We are pleased to note that our Korean friends – despite the years-long economic pressure, provocations, blackmailing and military threats on the part of the United States – are still effectively defending their interests. We see the force, dignity and courage with which the people of the DPRK fight for their freedom, sovereignty and national traditions, achieving tremendous results and genuine breakthroughs in strengthening their country in terms of defence, technology, science and industry. At the same time, the country’s leadership and its head Comrade Kim Jong Un have repeatedly expressed their intention to resolve all the existing differences by peaceful means. But Washington, refusing to implement previous agreements, keeps setting new, increasingly harsh and obviously unacceptable requirements.

Russia has incessantly supported and will support the DPRK and the heroic Korean people in their struggle against the treacherous, dangerous and aggressive enemy, in their fight for independence, identity and the right to freely choose their development path.

We are also ready to closely work together to bring more democracy and stability to international relations. To do this, we will develop alternative trade and mutual settlements mechanisms not controlled by the West, jointly oppose illegitimate unilateral restrictions, and shape the architecture of equal and indivisible security in Eurasia.
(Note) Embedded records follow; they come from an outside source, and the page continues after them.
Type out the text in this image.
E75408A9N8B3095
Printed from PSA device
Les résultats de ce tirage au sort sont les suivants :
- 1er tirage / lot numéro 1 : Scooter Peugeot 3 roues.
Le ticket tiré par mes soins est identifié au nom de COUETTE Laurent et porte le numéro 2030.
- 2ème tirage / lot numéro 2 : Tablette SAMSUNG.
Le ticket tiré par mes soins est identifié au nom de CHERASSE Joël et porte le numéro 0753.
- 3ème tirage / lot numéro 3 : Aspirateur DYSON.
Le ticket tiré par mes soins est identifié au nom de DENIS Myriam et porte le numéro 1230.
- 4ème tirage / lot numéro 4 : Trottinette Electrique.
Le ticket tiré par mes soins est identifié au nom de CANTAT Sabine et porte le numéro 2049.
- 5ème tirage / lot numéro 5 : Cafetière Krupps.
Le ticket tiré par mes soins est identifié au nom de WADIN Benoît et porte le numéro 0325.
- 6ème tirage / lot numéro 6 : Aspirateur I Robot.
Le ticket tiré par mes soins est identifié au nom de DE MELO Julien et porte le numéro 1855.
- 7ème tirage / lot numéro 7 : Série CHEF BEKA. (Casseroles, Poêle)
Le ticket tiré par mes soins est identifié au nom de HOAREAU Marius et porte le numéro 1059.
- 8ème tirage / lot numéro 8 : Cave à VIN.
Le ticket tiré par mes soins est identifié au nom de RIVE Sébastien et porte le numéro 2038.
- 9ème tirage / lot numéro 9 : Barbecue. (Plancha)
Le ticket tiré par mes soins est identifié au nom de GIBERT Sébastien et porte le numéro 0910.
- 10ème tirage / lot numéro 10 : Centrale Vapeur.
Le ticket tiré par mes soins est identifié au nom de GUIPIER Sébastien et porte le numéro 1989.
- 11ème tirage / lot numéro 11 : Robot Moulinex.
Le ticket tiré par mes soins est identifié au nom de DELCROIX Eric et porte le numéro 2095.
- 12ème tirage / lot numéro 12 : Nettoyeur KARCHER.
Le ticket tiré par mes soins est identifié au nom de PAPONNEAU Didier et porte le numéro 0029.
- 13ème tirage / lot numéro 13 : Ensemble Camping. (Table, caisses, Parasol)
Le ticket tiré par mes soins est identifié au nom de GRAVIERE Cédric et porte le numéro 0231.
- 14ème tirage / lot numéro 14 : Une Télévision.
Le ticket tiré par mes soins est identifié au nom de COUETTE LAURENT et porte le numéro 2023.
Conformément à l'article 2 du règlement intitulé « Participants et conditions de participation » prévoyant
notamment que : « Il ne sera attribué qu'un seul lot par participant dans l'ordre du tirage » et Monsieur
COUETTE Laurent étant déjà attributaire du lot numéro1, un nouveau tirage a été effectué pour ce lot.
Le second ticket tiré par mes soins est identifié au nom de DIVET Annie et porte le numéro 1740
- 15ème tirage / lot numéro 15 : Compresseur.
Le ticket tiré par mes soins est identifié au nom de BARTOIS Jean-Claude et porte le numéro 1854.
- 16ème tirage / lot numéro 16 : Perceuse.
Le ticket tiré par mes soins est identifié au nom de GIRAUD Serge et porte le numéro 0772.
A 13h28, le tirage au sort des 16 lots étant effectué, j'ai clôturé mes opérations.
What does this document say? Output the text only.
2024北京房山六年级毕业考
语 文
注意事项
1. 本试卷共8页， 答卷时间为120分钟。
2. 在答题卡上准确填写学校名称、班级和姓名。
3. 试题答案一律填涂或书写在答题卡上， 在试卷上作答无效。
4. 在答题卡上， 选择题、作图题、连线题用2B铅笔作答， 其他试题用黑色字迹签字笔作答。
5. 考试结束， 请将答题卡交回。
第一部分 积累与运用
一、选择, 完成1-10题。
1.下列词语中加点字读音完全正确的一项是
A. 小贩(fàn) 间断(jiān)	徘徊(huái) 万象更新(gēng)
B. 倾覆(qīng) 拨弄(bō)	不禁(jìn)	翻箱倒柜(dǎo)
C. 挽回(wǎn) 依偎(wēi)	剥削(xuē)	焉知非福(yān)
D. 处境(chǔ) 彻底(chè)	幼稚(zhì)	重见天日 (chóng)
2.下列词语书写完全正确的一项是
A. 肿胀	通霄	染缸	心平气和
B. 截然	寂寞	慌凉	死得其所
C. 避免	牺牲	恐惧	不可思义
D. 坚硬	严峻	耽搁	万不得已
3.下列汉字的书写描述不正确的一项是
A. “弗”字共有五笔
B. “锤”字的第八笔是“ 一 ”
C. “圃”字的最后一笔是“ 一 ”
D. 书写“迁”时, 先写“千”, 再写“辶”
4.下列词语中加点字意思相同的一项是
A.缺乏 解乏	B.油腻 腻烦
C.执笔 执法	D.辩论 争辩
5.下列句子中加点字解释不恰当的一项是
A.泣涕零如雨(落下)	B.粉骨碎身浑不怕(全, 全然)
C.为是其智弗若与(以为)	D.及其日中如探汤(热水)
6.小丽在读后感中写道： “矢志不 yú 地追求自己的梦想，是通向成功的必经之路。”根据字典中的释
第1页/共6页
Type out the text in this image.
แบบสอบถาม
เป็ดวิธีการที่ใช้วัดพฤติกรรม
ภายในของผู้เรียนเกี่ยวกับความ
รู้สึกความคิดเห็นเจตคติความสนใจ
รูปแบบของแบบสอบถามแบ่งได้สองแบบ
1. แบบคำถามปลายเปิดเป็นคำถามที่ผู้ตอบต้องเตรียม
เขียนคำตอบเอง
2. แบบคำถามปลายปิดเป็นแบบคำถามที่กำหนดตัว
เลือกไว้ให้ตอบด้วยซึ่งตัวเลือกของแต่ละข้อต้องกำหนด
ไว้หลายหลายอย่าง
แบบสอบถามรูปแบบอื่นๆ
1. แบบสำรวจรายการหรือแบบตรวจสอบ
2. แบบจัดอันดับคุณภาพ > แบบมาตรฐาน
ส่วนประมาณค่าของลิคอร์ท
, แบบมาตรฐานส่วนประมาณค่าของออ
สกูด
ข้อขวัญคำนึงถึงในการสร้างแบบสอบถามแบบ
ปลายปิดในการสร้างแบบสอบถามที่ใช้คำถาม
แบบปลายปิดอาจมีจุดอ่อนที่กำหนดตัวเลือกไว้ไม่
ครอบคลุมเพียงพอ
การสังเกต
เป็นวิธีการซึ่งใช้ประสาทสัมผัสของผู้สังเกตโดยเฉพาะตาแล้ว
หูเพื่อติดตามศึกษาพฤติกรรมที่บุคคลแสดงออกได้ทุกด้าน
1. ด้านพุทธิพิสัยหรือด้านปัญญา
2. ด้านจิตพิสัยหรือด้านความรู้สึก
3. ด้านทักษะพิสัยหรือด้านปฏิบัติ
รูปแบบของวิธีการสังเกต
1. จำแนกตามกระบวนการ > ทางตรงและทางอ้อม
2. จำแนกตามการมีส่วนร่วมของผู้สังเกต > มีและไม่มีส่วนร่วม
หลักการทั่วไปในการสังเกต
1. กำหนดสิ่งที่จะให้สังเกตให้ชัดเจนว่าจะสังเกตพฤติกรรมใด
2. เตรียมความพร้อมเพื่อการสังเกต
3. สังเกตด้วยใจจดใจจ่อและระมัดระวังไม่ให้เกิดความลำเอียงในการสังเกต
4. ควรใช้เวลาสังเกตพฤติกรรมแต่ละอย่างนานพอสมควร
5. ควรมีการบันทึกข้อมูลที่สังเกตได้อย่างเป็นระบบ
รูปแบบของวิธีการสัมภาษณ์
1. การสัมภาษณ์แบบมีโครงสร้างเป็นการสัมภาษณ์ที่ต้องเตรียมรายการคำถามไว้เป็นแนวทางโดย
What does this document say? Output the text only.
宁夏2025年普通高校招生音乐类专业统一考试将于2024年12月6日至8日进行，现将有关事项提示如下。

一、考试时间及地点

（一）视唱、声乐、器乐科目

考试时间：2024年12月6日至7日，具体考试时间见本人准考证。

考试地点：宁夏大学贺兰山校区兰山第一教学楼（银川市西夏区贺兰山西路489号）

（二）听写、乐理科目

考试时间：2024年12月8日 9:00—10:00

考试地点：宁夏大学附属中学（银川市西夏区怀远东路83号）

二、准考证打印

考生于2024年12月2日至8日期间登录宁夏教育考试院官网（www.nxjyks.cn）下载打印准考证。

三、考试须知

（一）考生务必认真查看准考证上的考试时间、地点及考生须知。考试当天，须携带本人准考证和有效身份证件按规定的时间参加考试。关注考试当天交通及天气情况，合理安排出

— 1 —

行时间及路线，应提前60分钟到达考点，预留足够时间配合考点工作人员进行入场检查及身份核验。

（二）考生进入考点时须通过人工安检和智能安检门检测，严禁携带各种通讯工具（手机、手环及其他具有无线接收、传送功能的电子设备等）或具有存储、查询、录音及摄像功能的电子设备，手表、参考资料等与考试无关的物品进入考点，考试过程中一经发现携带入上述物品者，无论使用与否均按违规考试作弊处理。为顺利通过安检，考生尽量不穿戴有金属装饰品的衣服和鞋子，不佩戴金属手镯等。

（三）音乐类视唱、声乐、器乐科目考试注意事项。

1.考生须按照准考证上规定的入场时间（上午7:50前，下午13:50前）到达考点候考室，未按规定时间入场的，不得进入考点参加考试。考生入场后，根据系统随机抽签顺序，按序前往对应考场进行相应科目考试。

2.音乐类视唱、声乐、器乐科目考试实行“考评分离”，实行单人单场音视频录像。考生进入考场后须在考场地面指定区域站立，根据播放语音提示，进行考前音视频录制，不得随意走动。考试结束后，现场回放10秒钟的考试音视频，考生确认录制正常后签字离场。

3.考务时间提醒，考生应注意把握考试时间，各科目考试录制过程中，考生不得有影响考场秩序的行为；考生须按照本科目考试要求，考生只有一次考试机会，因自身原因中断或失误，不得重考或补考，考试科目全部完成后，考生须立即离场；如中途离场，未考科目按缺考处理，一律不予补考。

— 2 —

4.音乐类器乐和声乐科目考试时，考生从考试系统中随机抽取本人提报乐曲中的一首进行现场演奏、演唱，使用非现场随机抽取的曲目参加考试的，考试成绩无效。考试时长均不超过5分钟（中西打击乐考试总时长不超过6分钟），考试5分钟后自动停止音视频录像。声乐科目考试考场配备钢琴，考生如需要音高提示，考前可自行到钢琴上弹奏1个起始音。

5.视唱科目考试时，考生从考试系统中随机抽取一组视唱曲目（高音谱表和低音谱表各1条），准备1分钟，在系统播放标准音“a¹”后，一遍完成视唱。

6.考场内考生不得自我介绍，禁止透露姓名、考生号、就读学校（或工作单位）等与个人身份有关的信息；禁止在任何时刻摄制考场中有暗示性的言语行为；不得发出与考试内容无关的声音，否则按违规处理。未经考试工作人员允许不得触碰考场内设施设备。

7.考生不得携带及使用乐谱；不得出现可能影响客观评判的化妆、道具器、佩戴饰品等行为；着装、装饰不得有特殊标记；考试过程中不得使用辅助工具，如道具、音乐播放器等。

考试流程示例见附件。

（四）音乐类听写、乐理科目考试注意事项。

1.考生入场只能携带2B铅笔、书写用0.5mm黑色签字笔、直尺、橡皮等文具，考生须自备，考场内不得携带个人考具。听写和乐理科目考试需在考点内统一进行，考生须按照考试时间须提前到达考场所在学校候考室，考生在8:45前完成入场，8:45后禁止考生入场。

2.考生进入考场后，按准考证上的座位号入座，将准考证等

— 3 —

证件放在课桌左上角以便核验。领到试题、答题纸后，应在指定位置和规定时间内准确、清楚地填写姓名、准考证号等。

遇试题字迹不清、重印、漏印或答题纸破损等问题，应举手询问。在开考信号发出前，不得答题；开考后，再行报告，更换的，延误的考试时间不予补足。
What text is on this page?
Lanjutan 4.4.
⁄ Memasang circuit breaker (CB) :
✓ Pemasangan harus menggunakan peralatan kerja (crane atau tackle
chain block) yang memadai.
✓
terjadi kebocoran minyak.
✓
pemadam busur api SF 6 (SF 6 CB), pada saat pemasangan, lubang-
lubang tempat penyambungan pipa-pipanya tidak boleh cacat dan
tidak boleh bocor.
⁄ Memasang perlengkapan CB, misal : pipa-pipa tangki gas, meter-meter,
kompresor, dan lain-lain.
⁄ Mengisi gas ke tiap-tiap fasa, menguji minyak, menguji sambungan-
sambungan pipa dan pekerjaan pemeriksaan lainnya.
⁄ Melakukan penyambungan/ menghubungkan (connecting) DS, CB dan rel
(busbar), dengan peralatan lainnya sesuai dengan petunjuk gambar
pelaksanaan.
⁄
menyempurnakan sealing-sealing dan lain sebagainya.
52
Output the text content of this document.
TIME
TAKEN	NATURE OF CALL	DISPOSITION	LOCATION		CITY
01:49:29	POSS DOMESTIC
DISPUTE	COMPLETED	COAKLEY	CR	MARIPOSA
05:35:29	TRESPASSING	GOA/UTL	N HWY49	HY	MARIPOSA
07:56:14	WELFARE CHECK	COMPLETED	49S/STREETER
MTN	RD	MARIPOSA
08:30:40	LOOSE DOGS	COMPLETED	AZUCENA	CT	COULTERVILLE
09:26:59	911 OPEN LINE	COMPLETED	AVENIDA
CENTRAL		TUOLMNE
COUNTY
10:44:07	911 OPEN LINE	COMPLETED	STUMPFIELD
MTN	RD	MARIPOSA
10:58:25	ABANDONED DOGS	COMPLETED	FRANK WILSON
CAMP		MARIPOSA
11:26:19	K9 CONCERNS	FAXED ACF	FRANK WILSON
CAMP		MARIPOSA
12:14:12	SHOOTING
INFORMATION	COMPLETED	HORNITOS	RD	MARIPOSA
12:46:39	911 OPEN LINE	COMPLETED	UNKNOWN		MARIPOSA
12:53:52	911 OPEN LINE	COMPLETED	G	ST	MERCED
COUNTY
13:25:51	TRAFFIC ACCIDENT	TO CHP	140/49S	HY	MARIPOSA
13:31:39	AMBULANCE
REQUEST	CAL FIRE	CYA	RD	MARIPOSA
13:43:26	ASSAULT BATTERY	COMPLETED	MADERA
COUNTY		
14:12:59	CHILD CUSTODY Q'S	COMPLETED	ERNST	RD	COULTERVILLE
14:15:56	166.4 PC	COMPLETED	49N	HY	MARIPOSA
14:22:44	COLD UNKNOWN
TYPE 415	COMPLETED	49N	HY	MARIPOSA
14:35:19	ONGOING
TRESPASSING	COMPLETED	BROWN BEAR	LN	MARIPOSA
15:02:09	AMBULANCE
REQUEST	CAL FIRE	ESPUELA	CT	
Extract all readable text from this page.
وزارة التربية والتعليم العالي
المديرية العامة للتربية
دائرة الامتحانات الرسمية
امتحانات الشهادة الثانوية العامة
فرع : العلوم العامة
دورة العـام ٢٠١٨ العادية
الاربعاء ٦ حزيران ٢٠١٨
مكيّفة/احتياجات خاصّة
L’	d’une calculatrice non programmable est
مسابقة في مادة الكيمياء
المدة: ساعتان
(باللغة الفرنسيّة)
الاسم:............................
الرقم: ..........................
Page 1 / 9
It goes without saying, we will develop people-to-people interaction between our countries. We plan to promote academic mobility between Russian and Korean higher education institutions, mutual tourist trips as well as cultural, educational, youth and sports exchanges – everything that makes communication between countries and nations people-centred, everything that enhances confidence and mutual understanding.

I am convinced that our joint efforts will take our bilateral interaction to a higher level, which will facilitate mutually beneficial and equal cooperation between Russia and the DPRK, strengthen our sovereignty, promote trade and economic ties, people-to-people contacts and, ultimately, improve the well-being of the citizens of both states.

I would like to extend wishes of good health to Comrade Kim Jong Un and those of peace and great success on the path of development – to the friendly people of the DPRK.